The walk will have come full circle.
Some killjoys have suggested Nick Saban Field at Bryant-Denny Stadium, while it has a nice ring to it, isn't enough. They have suggested removing the name of seminal university president George Denny from the building itself and adding Saban's name to Bryant's. They have argued it would be the ultimate tribute to the two coaches who won six national championships each from that home base.
Bryant-Saban Stadium. Allow me to call BS on that idea. First, you don't honor Saban by dismissing Denny's legacy because he has those chimes down the street named after him, too. Knowing Saban and his old-school respect for the chain of command, demonstrated by his frequent praise of Dr. Robert Witt and Mal Moore, the visionary president and AD who hired him, he would have vetoed that notion himself.
Let all naysayers know. The field is where it happens. Where it matters.
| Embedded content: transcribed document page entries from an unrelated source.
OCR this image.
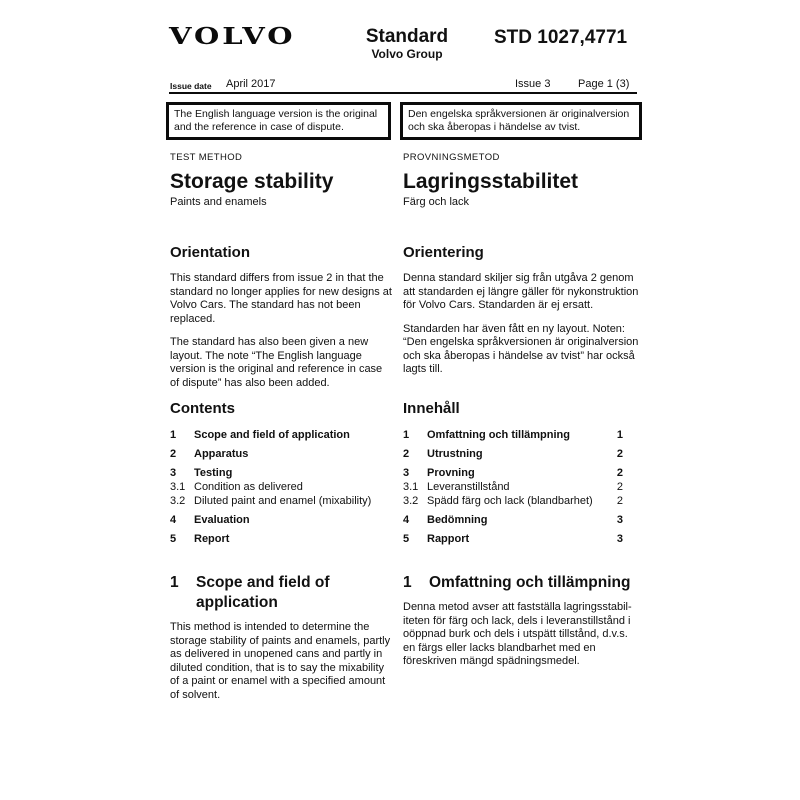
VOLVO	Standard
Volvo Group
STD 1027,4771
Issue date April 2017	Issue 3	Page 1 (3)
The English language version is the original and the reference in case of dispute.
Den engelska språkversionen är originalversion och ska åberopas i händelse av tvist.
TEST METHOD
Storage stability
Paints and enamels
PROVNINGSMETOD
Lagringsstabilitet
Färg och lack
Orientation

This standard differs from issue 2 in that the standard no longer applies for new designs at Volvo Cars. The standard has not been replaced.

The standard has also been given a new layout. The note “The English language version is the original and reference in case of dispute” has also been added.

Orientering

Denna standard skiljer sig från utgåva 2 genom att standarden ej längre gäller för nykonstruktion för Volvo Cars. Standarden är ej ersatt.

Standarden har även fått en ny layout. Noten: “Den engelska språkversionen är originalversion och ska åberopas i händelse av tvist” har också lagts till.

Contents
1	Scope and field of application
2	Apparatus
3	Testing
3.1 Condition as delivered
3.2 Diluted paint and enamel (mixability)
4	Evaluation
5	Report
Innehåll
1	Omfattning och tillämpning	1
2	Utrustning	2
3	Provning	2
3.1 Leveranstillstånd	2
3.2 Spädd färg och lack (blandbarhet)	2
4	Bedömning	3
5	Rapport	3
1	Scope and field of application

This method is intended to determine the storage stability of paints and enamels, partly as delivered in unopened cans and partly in diluted condition, that is to say the mixability of a paint or enamel with a specified amount of solvent.

1	Omfattning och tillämpning

Denna metod avser att fastställa lagringsstabiliteten för färg och lack, dels i leveranstillstånd i oöppnad burk och dels i utspätt tillstånd, d.v.s. en färgs eller lacks blandbarhet med en föreskriven mängd spädningsmedel.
Where all the work of the previous week, in practices and meetings and film study, shows up, plays out and pays off. Or not.
In the stadium, they sell things. Hot dogs, Cokes and t-shirts. The stadium is a marketplace, a bizarre bazaar of food, beverages and souvenirs. The stadium is an entertainment venue, with infrared lights flashing and every kind of music blaring, from No Flex Zone to Dixieland Delight, with intermittent public service announcements and weather reports.
It's true that Saban's contributions at Alabama extended far beyond putting trophies in display cases. He put smiles on the faces of boosters, trustees, alums - actual and sidewalk - and a generation of spoiled students, when he wasn't blasting them for leaving early for the frat parties. He put butts in the seats, 100,000 at a time, and in front of TV sets by the millions. He put dollars in the pockets of everyone in his orbit, from his players to his staffers to program and university administrators. Local business owners loved him like a tax cut. During the toughest of economic times, he was a one-man stimulus package.
That's big-picture stuff, which led to not one but two stadium expansions/renovations during his tenure. Under different circumstances, his name would be right at home on the stadium, but there is no debating this point. None of the benefits that accrued during his unsurpassed tenure would have been possible if not for what happened on that field.
The field is where he worked. The field is where he ruled. The field is where his name belongs.